Friday, March 25, 2005

A Brand New Powerbook G4

In the last couple of years or so, I've been watching the development of the OSX operating system. Apple dumped the old OS, revamped a version of UNIX, BSD Linux I think, slapped a new interface on the front end and created a very elegant and user friendly OS.

I've hemmed and hawed ever since about becoming a "Switcher." I even bought a G4 PowerPC once and implemented it into my audio and video studio. That lasted about a month before I sold it. I liked the OS, but it wasn't fast enough to edit video really and I have a bunch of Windows plug-ins for ProTools that I couldn't afford to replicate on the Mac.
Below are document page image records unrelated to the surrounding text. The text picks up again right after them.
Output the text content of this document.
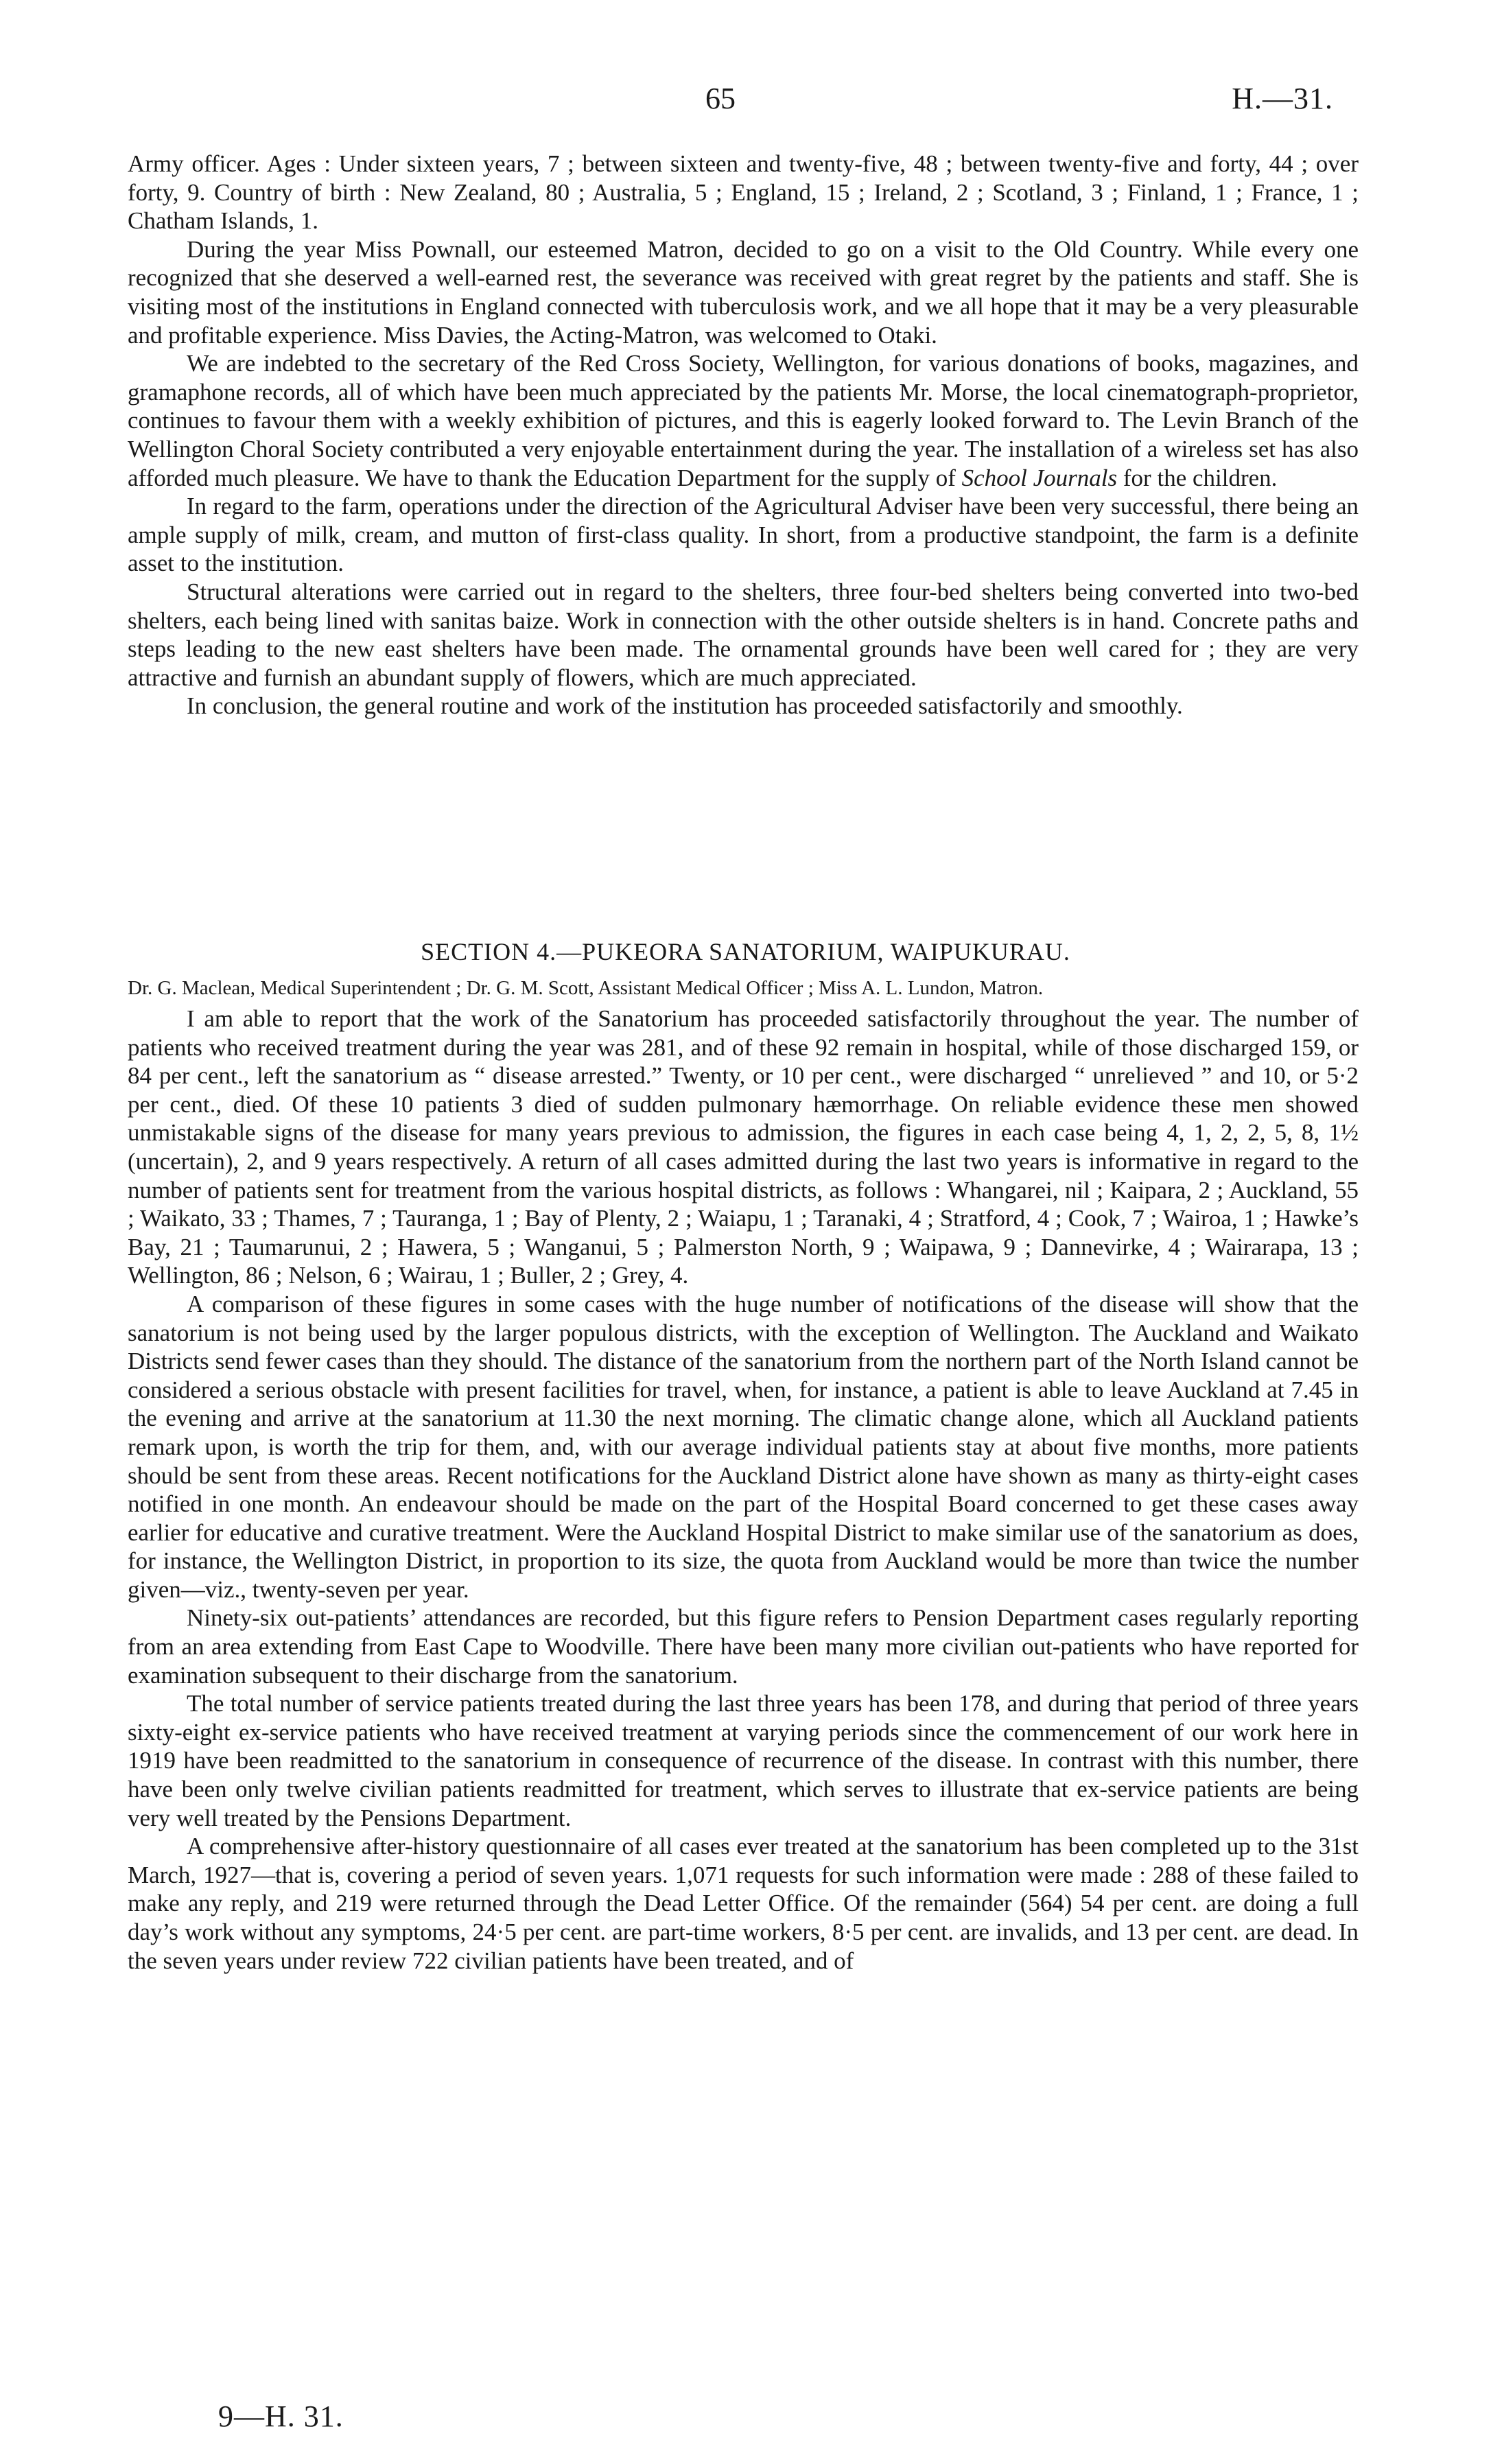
65	H.—31.

Army officer. Ages : Under sixteen years, 7 ; between sixteen and twenty-five, 48 ; between twenty-five and forty, 44 ; over forty, 9. Country of birth : New Zealand, 80 ; Australia, 5 ; England, 15 ; Ireland, 2 ; Scotland, 3 ; Finland, 1 ; France, 1 ; Chatham Islands, 1.

During the year Miss Pownall, our esteemed Matron, decided to go on a visit to the Old Country. While every one recognized that she deserved a well-earned rest, the severance was received with great regret by the patients and staff. She is visiting most of the institutions in England connected with tuberculosis work, and we all hope that it may be a very pleasurable and profitable experience. Miss Davies, the Acting-Matron, was welcomed to Otaki.

We are indebted to the secretary of the Red Cross Society, Wellington, for various donations of books, magazines, and gramaphone records, all of which have been much appreciated by the patients Mr. Morse, the local cinematograph-proprietor, continues to favour them with a weekly exhibition of pictures, and this is eagerly looked forward to. The Levin Branch of the Wellington Choral Society contributed a very enjoyable entertainment during the year. The installation of a wireless set has also afforded much pleasure. We have to thank the Education Department for the supply of School Journals for the children.

In regard to the farm, operations under the direction of the Agricultural Adviser have been very successful, there being an ample supply of milk, cream, and mutton of first-class quality. In short, from a productive standpoint, the farm is a definite asset to the institution.

Structural alterations were carried out in regard to the shelters, three four-bed shelters being converted into two-bed shelters, each being lined with sanitas baize. Work in connection with the other outside shelters is in hand. Concrete paths and steps leading to the new east shelters have been made. The ornamental grounds have been well cared for ; they are very attractive and furnish an abundant supply of flowers, which are much appreciated.

In conclusion, the general routine and work of the institution has proceeded satisfactorily and smoothly.

SECTION 4.—PUKEORA SANATORIUM, WAIPUKURAU.
Dr. G. Maclean, Medical Superintendent ; Dr. G. M. Scott, Assistant Medical Officer ; Miss A. L. Lundon, Matron.

I am able to report that the work of the Sanatorium has proceeded satisfactorily throughout the year. The number of patients who received treatment during the year was 281, and of these 92 remain in hospital, while of those discharged 159, or 84 per cent., left the sanatorium as “ disease arrested.” Twenty, or 10 per cent., were discharged “ unrelieved ” and 10, or 5·2 per cent., died. Of these 10 patients 3 died of sudden pulmonary hæmorrhage. On reliable evidence these men showed unmistakable signs of the disease for many years previous to admission, the figures in each case being 4, 1, 2, 2, 5, 8, 1½ (uncertain), 2, and 9 years respectively. A return of all cases admitted during the last two years is informative in regard to the number of patients sent for treatment from the various hospital districts, as follows : Whangarei, nil ; Kaipara, 2 ; Auckland, 55 ; Waikato, 33 ; Thames, 7 ; Tauranga, 1 ; Bay of Plenty, 2 ; Waiapu, 1 ; Taranaki, 4 ; Stratford, 4 ; Cook, 7 ; Wairoa, 1 ; Hawke’s Bay, 21 ; Taumarunui, 2 ; Hawera, 5 ; Wanganui, 5 ; Palmerston North, 9 ; Waipawa, 9 ; Dannevirke, 4 ; Wairarapa, 13 ; Wellington, 86 ; Nelson, 6 ; Wairau, 1 ; Buller, 2 ; Grey, 4.

A comparison of these figures in some cases with the huge number of notifications of the disease will show that the sanatorium is not being used by the larger populous districts, with the exception of Wellington. The Auckland and Waikato Districts send fewer cases than they should. The distance of the sanatorium from the northern part of the North Island cannot be considered a serious obstacle with present facilities for travel, when, for instance, a patient is able to leave Auckland at 7.45 in the evening and arrive at the sanatorium at 11.30 the next morning. The climatic change alone, which all Auckland patients remark upon, is worth the trip for them, and, with our average individual patients stay at about five months, more patients should be sent from these areas. Recent notifications for the Auckland District alone have shown as many as thirty-eight cases notified in one month. An endeavour should be made on the part of the Hospital Board concerned to get these cases away earlier for educative and curative treatment. Were the Auckland Hospital District to make similar use of the sanatorium as does, for instance, the Wellington District, in proportion to its size, the quota from Auckland would be more than twice the number given—viz., twenty-seven per year.

Ninety-six out-patients’ attendances are recorded, but this figure refers to Pension Department cases regularly reporting from an area extending from East Cape to Woodville. There have been many more civilian out-patients who have reported for examination subsequent to their discharge from the sanatorium.

The total number of service patients treated during the last three years has been 178, and during that period of three years sixty-eight ex-service patients who have received treatment at varying periods since the commencement of our work here in 1919 have been readmitted to the sanatorium in consequence of recurrence of the disease. In contrast with this number, there have been only twelve civilian patients readmitted for treatment, which serves to illustrate that ex-service patients are being very well treated by the Pensions Department.

A comprehensive after-history questionnaire of all cases ever treated at the sanatorium has been completed up to the 31st March, 1927—that is, covering a period of seven years. 1,071 requests for such information were made : 288 of these failed to make any reply, and 219 were returned through the Dead Letter Office. Of the remainder (564) 54 per cent. are doing a full day’s work without any symptoms, 24·5 per cent. are part-time workers, 8·5 per cent. are invalids, and 13 per cent. are dead. In the seven years under review 722 civilian patients have been treated, and of

9—H. 31.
That was a year and a half ago.

Being a Network Admin at a K-12 school district, I have the opportunity to see and evaluate a lot of software. I also have the need to upgrade equipment and the mandate to be stingy about it. Thus the revisit to Apple OSX and the Macintosh. I have a lab with 5 year old computers, Pentium 400 Celerons, running Windows 98. That lab is probably the most current lab at Lakewood High School. As a matter of fact it is the most current lab in the entire district! That's a sad fact, but true. Enter the Mac Mini. For $479 per seat (26 seats) I can upgrade that lab to a very capable state. I just have to make sure the OS will play nice with Windows 2003 server, Active directory and the rest. I'm told it will.

So I've been researching these Macintosh computers, OSX and the applications available for them. In short, I've been very impressed. I am also impressed with Apple's very up front commitment to education both with hardware and with software. Al I need is some assurance that the OS will really do what they claim. So I've made one small Switch. I ordered a Powerbook G4 for my own use.